Ideas / Strategies Compiled by Simon & Kim Smith 'Developing Inclusion in our Schools & Colleges' University of Sussex - June 2017

Top Tips

  • Remember all children across the autistic spectrum are unique individuals and have their own personality . They have strengths which an be built upon, even though they may follow different pathways in their development.
  • Importance of key observations - to understand the individual child's behaviours and their way of learning.
  • Appreciate behaviour always happens for a reason and has a purpose. By observing the child's behaviour and keeping a written note of any incidents, you may be able to notice a pattern. What are they trying to tell you? Consider the iceberg effect. You may see a particular behaviour, but the underlying reason may not be clear.
  • Do they understand what they have done wrong? They may not learn from experience as they may have great difficulty applying what they have learnt in one situation to another.
  • Be consistent. Whatever strategy you choose to use with the child it is essential that you are consistent. To be successful all those involved with the child should use the same strategy and language in response to the child's behaviour.

    Sensory Issues

      • Recognise that certain materials, toys, objects, lights, sounds, smells and textures and even touch might cause distress, confusion or sensitivity to children with autism.
      • Where possible reduce distractions which may prevent focus.
      • Create an environment that doesn't overwhelm the child with choice, noise or colour.
      • Keep classroom areas clearly define.
      • Sensory breaks/diets during the day.

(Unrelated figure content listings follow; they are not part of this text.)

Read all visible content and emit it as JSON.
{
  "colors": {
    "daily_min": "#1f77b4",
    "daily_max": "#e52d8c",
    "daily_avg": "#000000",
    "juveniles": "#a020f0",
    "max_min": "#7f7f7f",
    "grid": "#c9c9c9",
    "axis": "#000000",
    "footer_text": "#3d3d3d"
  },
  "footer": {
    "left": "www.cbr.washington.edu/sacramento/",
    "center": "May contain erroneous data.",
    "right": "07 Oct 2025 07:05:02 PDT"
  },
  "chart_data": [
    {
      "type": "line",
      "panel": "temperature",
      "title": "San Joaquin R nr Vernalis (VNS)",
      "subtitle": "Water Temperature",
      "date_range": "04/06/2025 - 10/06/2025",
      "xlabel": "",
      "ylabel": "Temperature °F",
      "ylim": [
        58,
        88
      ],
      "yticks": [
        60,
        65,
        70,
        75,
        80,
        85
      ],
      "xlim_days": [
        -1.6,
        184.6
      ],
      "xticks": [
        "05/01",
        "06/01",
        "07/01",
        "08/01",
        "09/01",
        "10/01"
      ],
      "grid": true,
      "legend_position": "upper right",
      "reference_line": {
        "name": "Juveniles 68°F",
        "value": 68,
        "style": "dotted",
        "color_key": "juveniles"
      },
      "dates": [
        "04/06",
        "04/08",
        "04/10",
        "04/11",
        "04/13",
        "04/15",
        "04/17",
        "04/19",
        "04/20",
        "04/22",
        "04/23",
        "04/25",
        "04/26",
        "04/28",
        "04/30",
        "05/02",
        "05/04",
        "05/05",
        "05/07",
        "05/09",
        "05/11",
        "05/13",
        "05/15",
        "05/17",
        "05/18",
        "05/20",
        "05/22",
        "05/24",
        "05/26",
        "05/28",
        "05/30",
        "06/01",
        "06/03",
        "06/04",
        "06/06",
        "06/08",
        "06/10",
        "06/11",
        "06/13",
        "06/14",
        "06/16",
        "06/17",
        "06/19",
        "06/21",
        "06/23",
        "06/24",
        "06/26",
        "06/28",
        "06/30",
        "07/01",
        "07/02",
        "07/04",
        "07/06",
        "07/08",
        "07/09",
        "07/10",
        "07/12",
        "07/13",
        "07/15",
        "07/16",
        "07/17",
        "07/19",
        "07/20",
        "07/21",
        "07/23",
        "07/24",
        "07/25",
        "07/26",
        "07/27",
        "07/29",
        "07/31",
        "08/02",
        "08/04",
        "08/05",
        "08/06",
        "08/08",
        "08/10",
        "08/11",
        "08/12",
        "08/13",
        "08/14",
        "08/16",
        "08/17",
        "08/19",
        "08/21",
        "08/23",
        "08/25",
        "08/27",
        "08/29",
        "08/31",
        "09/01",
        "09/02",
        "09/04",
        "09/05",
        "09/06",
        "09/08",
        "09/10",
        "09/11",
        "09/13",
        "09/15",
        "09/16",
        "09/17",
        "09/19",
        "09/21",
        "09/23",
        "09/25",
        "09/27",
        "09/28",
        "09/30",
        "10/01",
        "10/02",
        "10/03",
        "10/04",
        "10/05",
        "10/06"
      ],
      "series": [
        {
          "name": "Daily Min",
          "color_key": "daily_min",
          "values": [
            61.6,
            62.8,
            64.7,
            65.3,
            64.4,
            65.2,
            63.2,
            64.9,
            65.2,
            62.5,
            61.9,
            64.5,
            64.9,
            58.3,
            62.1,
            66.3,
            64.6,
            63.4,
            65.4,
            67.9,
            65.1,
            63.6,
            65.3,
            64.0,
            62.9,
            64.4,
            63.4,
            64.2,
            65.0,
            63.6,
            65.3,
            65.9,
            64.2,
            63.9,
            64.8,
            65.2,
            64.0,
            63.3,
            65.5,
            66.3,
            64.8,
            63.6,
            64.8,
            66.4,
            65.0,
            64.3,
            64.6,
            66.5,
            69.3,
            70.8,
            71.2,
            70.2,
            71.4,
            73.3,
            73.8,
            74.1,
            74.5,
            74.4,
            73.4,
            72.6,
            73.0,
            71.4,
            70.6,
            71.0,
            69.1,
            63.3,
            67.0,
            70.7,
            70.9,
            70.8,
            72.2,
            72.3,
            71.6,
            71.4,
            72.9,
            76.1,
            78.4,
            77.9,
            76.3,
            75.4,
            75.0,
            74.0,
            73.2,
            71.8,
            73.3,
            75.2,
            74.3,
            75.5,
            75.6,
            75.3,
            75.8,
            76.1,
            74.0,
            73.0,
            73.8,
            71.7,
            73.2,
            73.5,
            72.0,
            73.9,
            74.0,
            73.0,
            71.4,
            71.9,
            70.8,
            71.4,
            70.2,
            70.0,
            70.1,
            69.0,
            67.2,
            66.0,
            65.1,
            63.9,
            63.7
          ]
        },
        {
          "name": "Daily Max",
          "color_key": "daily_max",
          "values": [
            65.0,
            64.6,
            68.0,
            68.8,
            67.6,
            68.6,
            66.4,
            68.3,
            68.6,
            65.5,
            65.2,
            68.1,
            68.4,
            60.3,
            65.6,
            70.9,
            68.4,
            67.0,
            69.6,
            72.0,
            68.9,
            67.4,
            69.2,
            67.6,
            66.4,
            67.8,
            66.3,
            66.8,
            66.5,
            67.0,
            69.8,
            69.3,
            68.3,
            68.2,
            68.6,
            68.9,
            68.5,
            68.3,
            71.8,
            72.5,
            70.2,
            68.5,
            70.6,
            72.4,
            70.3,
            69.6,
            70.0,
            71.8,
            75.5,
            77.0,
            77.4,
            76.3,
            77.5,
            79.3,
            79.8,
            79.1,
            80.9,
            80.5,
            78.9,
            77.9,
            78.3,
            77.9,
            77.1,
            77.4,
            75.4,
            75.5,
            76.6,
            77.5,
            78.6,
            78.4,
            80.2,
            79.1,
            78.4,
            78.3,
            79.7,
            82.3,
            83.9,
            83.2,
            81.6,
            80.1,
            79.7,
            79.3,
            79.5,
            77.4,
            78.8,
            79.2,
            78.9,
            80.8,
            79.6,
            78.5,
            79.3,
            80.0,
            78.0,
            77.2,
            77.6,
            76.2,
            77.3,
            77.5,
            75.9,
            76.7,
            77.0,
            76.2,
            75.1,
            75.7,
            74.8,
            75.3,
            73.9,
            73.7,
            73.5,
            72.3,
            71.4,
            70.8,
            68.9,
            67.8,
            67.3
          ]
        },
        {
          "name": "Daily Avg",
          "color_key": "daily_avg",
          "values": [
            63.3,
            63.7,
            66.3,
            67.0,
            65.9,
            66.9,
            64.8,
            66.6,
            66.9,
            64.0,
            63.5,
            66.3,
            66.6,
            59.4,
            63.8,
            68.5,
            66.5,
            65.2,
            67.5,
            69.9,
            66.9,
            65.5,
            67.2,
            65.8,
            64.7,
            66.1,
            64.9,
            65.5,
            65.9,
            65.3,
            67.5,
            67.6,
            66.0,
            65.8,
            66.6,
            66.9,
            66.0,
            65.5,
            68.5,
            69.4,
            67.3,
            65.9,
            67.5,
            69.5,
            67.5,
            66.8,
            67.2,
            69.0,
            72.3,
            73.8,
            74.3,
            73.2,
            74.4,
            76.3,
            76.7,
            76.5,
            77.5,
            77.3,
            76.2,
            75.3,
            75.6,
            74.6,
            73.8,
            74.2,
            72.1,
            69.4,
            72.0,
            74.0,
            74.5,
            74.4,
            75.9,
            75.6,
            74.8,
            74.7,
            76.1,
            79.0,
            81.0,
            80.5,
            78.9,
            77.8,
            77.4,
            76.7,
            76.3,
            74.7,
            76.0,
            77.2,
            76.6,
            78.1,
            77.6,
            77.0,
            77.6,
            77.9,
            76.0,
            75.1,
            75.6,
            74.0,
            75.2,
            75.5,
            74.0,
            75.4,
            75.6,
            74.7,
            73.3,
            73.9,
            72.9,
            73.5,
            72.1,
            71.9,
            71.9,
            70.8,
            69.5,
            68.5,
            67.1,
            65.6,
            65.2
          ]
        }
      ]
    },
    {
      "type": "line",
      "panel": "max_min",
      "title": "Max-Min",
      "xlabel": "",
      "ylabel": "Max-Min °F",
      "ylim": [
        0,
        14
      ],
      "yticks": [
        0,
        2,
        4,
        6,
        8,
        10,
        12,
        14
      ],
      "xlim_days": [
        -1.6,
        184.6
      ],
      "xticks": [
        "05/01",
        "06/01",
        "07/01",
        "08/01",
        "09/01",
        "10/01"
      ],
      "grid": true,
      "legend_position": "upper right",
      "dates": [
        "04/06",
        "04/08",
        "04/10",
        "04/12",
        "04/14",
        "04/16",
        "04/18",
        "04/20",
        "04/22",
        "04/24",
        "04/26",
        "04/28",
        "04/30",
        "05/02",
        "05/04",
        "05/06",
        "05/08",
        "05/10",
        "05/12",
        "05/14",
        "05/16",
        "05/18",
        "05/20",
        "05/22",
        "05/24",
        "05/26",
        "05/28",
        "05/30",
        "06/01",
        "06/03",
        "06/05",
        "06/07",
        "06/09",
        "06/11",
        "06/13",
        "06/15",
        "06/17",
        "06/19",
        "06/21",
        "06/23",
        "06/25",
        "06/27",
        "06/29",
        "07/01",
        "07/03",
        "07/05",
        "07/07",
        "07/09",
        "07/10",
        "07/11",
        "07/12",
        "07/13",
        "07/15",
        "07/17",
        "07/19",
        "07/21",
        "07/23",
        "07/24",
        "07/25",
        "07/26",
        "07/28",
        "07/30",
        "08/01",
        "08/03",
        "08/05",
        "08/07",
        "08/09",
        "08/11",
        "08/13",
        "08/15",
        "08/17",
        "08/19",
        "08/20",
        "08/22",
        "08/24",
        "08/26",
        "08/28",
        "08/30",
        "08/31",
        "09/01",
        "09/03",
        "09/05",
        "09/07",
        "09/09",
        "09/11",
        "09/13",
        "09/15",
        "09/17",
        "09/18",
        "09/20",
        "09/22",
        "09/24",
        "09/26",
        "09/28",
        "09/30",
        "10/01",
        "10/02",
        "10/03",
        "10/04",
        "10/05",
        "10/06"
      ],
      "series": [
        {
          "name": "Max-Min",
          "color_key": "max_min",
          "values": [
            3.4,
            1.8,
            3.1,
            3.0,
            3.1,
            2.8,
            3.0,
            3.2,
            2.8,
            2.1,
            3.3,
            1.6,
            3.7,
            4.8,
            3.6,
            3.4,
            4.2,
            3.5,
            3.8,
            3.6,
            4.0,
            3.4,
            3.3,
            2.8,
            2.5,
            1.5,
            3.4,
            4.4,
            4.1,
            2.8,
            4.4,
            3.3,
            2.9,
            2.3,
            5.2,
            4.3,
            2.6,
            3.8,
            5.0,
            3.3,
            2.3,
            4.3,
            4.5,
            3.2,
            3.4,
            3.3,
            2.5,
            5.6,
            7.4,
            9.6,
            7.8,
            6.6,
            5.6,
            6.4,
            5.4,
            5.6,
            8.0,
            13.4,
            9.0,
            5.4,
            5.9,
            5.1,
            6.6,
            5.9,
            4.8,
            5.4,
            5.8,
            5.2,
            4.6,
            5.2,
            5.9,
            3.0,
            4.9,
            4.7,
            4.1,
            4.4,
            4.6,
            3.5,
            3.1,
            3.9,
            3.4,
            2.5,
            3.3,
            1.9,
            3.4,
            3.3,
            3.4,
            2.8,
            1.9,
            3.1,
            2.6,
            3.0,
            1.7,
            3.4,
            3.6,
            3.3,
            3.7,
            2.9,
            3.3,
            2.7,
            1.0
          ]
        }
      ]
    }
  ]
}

      • Use parent's knowledge and exprtise they have about their child.
      • Plan how the environment can support the child.
      • Plan break and lunch times - can be difficult times.
      • Acknowledge the child's need for individual space - a safety place they can go to when everything gets too much.
      • Use the child's need for routine by introducing regular, short 'learning' sessions at times they expect.

    Visual Support

      • Importance of picture association - linking words to pictures and visual clues.
      • Visual timetables/schedules to show routine / what's next.
      • Social Stories.

    Build upon their strengths/interests

      • Use the child's interests to involve them in other activities.
      • Use interests to motivate them as rewards.

    Skills / Tasks

      • Need to repetitively demonstrated.
      • The skill/task should be introduced sensitively to reduce confusion and be aware that they may pay attention to trivial details of a task and miss the point of the exercise.
      • Try not to introduce more than one new skill/task at a time. Once completed successfully then demonstrate different ways of completing the skill/task, as they find it hard to generalize a skill i.e. difficulty applying an idea or skill learnt for one activity to a different context.

    Supporting communication

      • Make sure you have the child's attention before you speak to them.
      • If possible encourage the child do look at you for shared attention but don't force them.
      • Always use the child's name at the start of a sentence rather than at the end so they know you are talking to them.
      • It might be useful to touch them lightly or take hold of their hand when you start speaking to them but be aware that some children may be aversive to touch.
      • Be specific in language you use and demonstrate if you think they don't understand.
      • Avoid using idioms e.g. "pull your socks up.".
      • Be aware that they may not also realise 'everyone' includes them when you give instruction to the whole group e.g. "Everyone, it's tidy up time".
      • Reduce the amount of spoken language especially when child is stressed.

    Peer Interaction - It's important to model the skills needed to initiate and maintain to develop these skills.

    Praise and encouragement for every social communication and interaction no mater how small and for every time they join in.